Add to that the whole family aspect--parents at different stages of the game with different family obligations pulling on their time--and no wonder it's hard to build real and true friendships at this stage of the game. Is it okay to call them after 8pm when I finally get home from work and finish dinner or will it wake the baby? Should I ask them over this weekend or are they out of town for the sixth weekend in a row for their son's traveling baseball team? And for adults who have multiple kids going in 19 different directions all at once, when they finally ARE all home together, I almost feel guilty extending the invitation because they deserve some quality family time once in a while too.

It's the friendship conundrum. It seems that making friends, no matter what your age, is always one part luck.

Fortunately, I've made some wonderful friends over the last few years in our new town. Both fellow writer chums (who have become my friends in real life too) and neighbors who we still keep in touch with even though they've moved across the country. And I don't take that for granted. We've moved around a lot as a couple and it's a rare (and wonderful!) thing to have finally settled in and made lasting friendships.

That hasn't always been the case for us. In our last house, we were surrounded by people who were almost never outside. Seriously, NEVER. We never saw our neighbors unless they were mowing their lawn. Which isn't really the ideal time to stop for a chat. And the people we worked with were at different stages of their lives (or had vastly different interests) than us.

So today, I'm sending out some karmic love for our great adult friends and all the wonderful childhood friends who helped shape who I am over the years. Big smoochies to all of you.

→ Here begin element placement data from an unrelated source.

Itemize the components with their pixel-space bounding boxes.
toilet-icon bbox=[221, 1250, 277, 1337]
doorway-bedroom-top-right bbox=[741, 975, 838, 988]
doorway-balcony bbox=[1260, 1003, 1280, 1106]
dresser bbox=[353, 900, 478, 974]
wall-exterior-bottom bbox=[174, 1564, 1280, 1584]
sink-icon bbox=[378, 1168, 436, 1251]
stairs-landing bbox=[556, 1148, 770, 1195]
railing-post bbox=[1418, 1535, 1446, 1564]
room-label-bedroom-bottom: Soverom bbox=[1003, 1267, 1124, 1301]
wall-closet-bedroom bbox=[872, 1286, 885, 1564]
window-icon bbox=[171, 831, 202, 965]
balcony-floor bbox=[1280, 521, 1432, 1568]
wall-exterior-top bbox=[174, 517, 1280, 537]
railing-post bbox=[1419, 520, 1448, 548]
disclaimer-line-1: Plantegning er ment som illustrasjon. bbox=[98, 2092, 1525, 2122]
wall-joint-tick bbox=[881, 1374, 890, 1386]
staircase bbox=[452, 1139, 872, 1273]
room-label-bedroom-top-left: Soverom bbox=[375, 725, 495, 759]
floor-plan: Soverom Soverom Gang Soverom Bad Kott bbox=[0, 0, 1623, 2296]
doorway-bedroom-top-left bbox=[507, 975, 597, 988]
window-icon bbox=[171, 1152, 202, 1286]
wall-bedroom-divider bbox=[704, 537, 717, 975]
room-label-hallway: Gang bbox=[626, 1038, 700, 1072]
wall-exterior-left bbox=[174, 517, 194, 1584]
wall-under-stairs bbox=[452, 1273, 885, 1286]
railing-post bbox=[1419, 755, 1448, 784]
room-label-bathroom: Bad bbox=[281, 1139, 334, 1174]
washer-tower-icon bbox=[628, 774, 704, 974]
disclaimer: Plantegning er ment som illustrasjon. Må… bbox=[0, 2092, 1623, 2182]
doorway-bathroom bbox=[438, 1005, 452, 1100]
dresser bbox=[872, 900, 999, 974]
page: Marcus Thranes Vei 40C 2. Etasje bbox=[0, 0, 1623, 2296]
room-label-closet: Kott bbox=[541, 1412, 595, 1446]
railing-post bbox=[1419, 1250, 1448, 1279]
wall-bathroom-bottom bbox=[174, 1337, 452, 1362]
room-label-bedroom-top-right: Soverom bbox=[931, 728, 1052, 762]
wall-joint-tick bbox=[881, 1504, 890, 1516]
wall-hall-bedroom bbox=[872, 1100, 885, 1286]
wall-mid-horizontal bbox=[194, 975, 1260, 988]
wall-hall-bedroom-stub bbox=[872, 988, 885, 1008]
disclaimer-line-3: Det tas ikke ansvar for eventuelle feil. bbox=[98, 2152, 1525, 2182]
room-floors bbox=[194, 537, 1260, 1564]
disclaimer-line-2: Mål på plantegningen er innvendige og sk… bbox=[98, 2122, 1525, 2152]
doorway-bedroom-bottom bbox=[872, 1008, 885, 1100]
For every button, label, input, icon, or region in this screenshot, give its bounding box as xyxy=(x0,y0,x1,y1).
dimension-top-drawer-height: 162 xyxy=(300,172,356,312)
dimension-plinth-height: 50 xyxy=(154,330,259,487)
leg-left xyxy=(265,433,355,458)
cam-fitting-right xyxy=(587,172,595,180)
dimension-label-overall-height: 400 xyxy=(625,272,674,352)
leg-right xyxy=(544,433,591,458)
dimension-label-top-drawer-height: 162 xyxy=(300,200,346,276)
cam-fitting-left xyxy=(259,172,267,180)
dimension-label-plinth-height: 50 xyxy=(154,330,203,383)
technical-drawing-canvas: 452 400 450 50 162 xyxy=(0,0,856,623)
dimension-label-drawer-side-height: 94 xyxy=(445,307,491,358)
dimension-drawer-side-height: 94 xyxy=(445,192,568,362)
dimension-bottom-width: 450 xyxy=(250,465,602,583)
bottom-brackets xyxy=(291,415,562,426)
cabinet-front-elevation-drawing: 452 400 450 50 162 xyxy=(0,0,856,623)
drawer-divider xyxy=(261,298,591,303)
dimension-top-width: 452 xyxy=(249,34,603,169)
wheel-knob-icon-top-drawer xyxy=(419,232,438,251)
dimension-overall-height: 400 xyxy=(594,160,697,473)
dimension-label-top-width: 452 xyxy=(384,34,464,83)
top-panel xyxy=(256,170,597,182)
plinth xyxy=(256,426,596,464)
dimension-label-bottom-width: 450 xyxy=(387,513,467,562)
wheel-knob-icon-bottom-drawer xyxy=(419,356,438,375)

What about you? What do you think is the hardest part about making friends as you get older?

Sunday, June 14

Built-in Friends




My family is just wrapping up a week-long reunion, and since this week's theme at the Cafe is "Friends," I thought I'd share some photos of sibling friends and cousin friends. The first photo is of my cousin Holly and me. I don't get to hang out with her as much as I'd like to because we live on opposite sides of the country, but when we get together we have a great time. She taught me how to wakeboard this last weekend. And those two crazy chicks in crazy hats are my sister and me. For those of you who read Miss Match, the friendship between sisters Sasha and Maddie is based on our friendship. The third photo captures a rare peaceful moment among my three boys. They fight a lot, but they're the best of pals. The one at the bottom is my husband and his brother right after they ran the BAM triathlon yesterday. They work together and play together and don't seem to get sick of each other.

Are you lucky enough to have a cousin or sibling you're friends with? Do share!

Monday, July 7

WF vs NWF

Let’s get friendly! Yep, we’re still talking friends here at TFC!

Since I’m a writer, I’ve got writer friends. Some who write books. Some write plays. A few write movies.

Then I’ve got my non-writing friends. Soon-to-be nurses. Students. Future lawyers.

When I talk to writer friends about my work in progress or different aspects of the publishing world, it’s SO different than talking to my non-writing friends.

Here’s how it goes:

Me to Writer Friend: OMG! I’m getting my ARCs soon!

Writer Friend: Yay! That’s awesome!

or…

Me to a Non-Writer Friend: OMG! I’m getting my ARCs soon!

Non-Writer Friend: Your what?!

I’ve only been in the book biz for a year and a half, but I forget how much lingo I’ve learned. When I talk to my NWF (non-writer friends), I forget that not long ago *I* didn’t know what ARCs, galleys or copy edits were.

It’s fun talking to WF (writer friends) who are knowledgeable about publishing, but it’s also just as fun explaining publishing to my NWF.

So, what about you? Are the majority of your friends writers? What do you like about having friends who are non-writers?